The intent gaze did not let go, and there was no escape from the Dark Lord's headquarters, much less from his presence, everyone knew that. He had to close down his mind before it was too late…
It was late. The snaky visage froze into the icy expression that immediately preceded the Dark Lord's fury, the kind of fury that could make strong and proud wizards tremble like children.
"Do you mind their deaths?" hissed the Dark Lord. "Hogwarts students, underage wizards, and there are so many of them… Would you have preferred to keep them alive rather than sacrifice them for my sake? I am disappointed, Severus, very disappointed…"
The words turned into pure hissing, and Snape saw Nagini wriggle towards him and start a hungry dance around him.
"Watch, Severus, watch," the hissing continued, "watch what you have done…"
Hoisted upside down, there was a helpless figure floating below the ceiling, turning around slowly. Snape did his best to put on an impassive face, as she stared at him, pleading.

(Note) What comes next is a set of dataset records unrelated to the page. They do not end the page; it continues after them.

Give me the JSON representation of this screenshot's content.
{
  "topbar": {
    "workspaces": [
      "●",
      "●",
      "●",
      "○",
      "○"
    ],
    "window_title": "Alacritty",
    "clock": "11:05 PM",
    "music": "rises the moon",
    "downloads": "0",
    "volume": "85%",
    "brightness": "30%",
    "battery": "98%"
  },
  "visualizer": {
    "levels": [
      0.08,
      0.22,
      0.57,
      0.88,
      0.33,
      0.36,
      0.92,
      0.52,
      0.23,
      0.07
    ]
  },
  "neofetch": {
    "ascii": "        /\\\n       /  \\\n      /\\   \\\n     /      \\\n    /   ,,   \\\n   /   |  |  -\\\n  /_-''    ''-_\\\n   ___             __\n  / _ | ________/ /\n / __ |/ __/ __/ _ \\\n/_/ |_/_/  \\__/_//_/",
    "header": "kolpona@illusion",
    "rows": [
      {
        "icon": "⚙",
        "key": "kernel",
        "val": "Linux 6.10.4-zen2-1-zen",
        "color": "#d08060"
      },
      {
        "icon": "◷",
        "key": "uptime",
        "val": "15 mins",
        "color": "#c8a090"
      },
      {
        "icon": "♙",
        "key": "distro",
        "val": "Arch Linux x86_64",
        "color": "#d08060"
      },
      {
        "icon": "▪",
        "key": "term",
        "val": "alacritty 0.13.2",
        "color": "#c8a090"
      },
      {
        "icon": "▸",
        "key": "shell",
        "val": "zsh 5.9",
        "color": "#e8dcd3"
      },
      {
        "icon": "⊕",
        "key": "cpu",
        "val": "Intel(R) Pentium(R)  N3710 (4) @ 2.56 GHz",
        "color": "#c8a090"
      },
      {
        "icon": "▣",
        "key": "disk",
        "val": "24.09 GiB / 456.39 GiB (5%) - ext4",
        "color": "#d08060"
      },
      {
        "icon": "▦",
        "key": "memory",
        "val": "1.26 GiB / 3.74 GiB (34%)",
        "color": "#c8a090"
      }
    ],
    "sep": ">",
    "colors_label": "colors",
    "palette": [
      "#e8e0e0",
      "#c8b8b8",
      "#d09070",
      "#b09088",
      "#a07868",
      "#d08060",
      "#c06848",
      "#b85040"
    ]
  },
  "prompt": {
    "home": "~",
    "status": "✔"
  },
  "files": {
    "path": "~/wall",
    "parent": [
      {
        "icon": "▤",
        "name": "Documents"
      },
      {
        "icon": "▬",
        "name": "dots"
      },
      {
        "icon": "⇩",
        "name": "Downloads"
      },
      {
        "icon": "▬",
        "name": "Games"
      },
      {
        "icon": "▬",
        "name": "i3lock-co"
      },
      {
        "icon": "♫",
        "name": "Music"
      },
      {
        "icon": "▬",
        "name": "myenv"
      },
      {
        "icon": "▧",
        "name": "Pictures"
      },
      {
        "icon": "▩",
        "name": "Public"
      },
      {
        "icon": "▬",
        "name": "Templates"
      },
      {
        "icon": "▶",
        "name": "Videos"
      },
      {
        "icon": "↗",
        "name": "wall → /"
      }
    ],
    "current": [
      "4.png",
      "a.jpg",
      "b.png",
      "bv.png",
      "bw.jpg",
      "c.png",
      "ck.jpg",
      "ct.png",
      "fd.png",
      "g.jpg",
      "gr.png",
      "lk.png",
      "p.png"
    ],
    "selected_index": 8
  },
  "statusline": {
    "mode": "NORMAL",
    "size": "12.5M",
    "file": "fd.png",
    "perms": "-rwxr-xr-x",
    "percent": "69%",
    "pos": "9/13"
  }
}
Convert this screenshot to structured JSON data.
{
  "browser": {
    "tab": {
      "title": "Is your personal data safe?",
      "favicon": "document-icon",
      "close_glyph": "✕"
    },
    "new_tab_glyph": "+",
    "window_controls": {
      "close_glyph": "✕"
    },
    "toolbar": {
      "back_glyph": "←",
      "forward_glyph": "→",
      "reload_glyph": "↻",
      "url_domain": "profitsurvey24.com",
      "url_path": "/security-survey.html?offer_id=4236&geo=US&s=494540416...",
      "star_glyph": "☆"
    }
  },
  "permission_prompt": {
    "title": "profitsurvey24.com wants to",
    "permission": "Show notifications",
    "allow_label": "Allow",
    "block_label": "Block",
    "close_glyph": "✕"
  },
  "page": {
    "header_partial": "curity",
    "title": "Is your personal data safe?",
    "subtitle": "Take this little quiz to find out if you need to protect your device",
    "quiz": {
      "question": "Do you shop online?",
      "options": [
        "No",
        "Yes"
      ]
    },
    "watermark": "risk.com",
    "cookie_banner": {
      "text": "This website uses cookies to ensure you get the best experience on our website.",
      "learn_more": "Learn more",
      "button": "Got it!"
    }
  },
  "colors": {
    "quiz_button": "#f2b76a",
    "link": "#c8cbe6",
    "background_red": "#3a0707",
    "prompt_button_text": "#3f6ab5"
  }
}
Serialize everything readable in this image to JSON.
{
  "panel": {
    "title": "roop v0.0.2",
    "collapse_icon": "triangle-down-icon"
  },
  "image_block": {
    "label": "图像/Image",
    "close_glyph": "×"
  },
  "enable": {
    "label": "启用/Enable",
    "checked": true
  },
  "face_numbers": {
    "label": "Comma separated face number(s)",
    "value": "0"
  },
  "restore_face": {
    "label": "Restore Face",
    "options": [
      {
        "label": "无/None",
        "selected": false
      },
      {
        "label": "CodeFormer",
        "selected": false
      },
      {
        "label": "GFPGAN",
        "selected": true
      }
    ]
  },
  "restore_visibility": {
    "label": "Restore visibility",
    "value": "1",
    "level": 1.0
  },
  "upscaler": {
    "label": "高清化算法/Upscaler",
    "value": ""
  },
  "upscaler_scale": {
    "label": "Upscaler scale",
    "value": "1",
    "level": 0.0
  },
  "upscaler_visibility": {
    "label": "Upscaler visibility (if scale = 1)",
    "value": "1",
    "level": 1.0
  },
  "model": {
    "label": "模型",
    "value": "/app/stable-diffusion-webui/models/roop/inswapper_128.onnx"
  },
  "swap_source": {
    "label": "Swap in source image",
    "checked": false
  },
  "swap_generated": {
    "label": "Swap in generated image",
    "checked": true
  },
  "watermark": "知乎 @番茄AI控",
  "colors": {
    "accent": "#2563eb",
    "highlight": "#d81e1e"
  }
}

And the words echoed in his head in the voice of Albus Dumbledore, then in the voice of Narcissa Malfoy, and then Dumbledore again.
Why did they all have to ask him, why not someone else, anyone else?
He was shaking and sweating as the Dark Lord, laughing, directed his wand at the spinning figure, and suddenly it was Potter, Harry Potter, the boy he had failed to protect.
Potter was not pleading; he merely looked at Snape with his green Lily-eyes, and the Dark Lord laughed again.
"Enjoying the scene, Severus? Do you want to see more? Who else do you want to see spinning there? More of your students, perhaps? More of your dear colleagues? They are all here… Or can we think of someone even dearer to you, Severus?"
He could only moan as the Dark Lord raised his wand once more, as the snake's hissing grew unbearably loud, as Harry Potter started spinning with a sickening speed in front of his eyes, close up, turning back into Charity Burbage, who kept spinning and was about to turn into someone else (and Snape somehow knew in advance and without doubt who the next victim would be), when a green light flashed, someone screamed, the stranger's hand, which, unknown to the Dark Lord, had miraculously been holding Snape's hand all the time, was torn off, and Snape fell.